On abort, the HTTP/2 client sends RST_STREAM via stream.close() and then leaves the rest of teardown to the stream's asynchronous 'close' event (onRequestStreamClose, which clears the request↔stream references and lets the native Http2Stream be released). This adds an explicit stream.destroy() after close() so the handle is released deterministically.

// lib/dispatcher/client-h2.js — abort()
stream.close()
if (!stream.destroyed) {
  util.destroy(stream)
}

Why

If that 'close' event never fires — which can happen for an aborted stream on a busy, long-lived multiplexed session — the native Http2Stream stays alive (pinned by a V8 global handle via owner_symbol), and with it the stream's [kRequestStreamState] and the entire request object graph it references (the Request, its AbortController, response buffers, and handler closures). On a connection that is intentionally kept open for a long time, one such stream leaks per aborted request, growing the heap without bound.

This was found in production on a service that routes many requests through a small, long-lived shared HTTP/2 connection pool. A heap snapshot from a leaking process showed tens of thousands of retained ClientHttp2Stream objects, each still holding:

  • [kHandle] = Http2Stream (native stream not destroyed) ← (Global handles)
  • [kRequestStreamState] = { request, … } (cleanup never ran, i.e. 'close' never fired)
  • [kRequest] = null (the request had already aborted)

with the abort reason overwhelmingly TimeoutError: The operation was aborted due to timeout (an AbortSignal.timeout firing mid-request). The counts scaled linearly with process uptime.

The abort path's own comment already states the intended behaviour — "the stream gets destroyed and the session remains to create new streams" — but close() alone does not guarantee it. This change makes the code match that intent. The socket/session is left untouched, so it remains available for new streams.

Test

Adds Should destroy the h2 stream synchronously on abort to test/http2-dispatcher.js: it captures the in-flight request's stream, aborts, and asserts stream.destroyed === true. It fails on the current close()-only path (the stream is not destroyed synchronously) and passes with this change. Existing h2 abort tests are unaffected.

Note on reproduction

The behavioural defect (abort leaves the stream un-destroyed, relying on an async 'close' that may not fire) is reproduced directly by the added test. The full production leak only manifests against a real long-lived multiplexed peer where the 'close' event is dropped; I couldn't reduce that to a minimal local server, so the test asserts the deterministic-teardown behaviour rather than the leak itself. Happy to adjust the approach (e.g. destroy on a close() callback/timeout instead) if maintainers prefer.

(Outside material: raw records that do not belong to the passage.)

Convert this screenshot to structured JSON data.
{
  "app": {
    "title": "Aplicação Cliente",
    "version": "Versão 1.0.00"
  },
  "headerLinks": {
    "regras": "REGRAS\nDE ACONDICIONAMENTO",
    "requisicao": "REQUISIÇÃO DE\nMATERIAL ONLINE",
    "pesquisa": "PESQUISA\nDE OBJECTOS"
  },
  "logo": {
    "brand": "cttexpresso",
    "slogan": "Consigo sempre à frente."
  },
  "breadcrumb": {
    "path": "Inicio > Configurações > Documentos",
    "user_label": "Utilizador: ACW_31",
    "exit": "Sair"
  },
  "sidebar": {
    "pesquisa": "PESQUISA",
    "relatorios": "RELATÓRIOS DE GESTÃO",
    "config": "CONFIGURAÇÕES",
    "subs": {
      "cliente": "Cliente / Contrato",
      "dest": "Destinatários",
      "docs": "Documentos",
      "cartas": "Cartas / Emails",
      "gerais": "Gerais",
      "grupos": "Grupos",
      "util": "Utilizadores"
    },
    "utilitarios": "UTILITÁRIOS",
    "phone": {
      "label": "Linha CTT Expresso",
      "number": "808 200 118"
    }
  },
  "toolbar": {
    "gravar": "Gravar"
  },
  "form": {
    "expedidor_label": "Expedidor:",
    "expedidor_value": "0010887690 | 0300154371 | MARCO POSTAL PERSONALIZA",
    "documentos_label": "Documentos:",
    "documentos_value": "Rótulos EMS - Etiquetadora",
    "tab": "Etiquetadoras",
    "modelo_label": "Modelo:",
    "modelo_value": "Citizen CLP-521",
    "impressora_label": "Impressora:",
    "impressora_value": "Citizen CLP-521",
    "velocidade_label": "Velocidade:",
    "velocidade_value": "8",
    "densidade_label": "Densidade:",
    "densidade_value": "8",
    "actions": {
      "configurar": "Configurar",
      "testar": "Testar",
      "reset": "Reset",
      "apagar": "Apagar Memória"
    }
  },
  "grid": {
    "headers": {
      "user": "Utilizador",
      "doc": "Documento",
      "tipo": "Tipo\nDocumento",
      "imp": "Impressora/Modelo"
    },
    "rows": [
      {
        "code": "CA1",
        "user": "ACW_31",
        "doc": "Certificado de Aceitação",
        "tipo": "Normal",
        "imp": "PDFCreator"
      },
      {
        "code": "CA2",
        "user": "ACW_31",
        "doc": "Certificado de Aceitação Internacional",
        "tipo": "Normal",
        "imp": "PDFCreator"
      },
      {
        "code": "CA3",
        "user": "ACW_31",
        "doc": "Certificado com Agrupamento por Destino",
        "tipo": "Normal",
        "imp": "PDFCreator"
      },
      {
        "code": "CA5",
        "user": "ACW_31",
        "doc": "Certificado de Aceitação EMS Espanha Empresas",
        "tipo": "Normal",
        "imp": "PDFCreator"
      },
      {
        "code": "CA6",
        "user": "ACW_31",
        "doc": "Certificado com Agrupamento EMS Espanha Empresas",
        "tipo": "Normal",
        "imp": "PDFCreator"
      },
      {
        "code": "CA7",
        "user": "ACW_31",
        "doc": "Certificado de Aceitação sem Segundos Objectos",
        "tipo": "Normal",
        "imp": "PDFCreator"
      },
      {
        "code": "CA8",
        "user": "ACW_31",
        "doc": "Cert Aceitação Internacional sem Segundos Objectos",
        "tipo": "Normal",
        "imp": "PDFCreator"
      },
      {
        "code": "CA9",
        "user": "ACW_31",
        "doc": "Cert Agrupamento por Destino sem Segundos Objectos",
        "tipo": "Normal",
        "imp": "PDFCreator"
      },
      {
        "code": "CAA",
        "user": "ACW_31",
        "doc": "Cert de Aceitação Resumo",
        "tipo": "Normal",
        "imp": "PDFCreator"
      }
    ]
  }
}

When an in-flight HTTP/2 request is aborted, the client sends RST_STREAM via
`stream.close()` and otherwise leaves teardown to the stream's async 'close'
event (which runs `onRequestStreamClose` to drop references and release the
native handle). On a busy, long-lived multiplexed session that 'close' event
can fail to fire, leaving the native Http2Stream pinned (a V8 global handle)
along with the entire request object graph it references — an unbounded
per-aborted-request leak on connections that never close. The abort path's own
comment already states the intent ("the stream gets destroyed"); close() alone
doesn't guarantee it.

Destroy the stream after close() so the handle is released deterministically.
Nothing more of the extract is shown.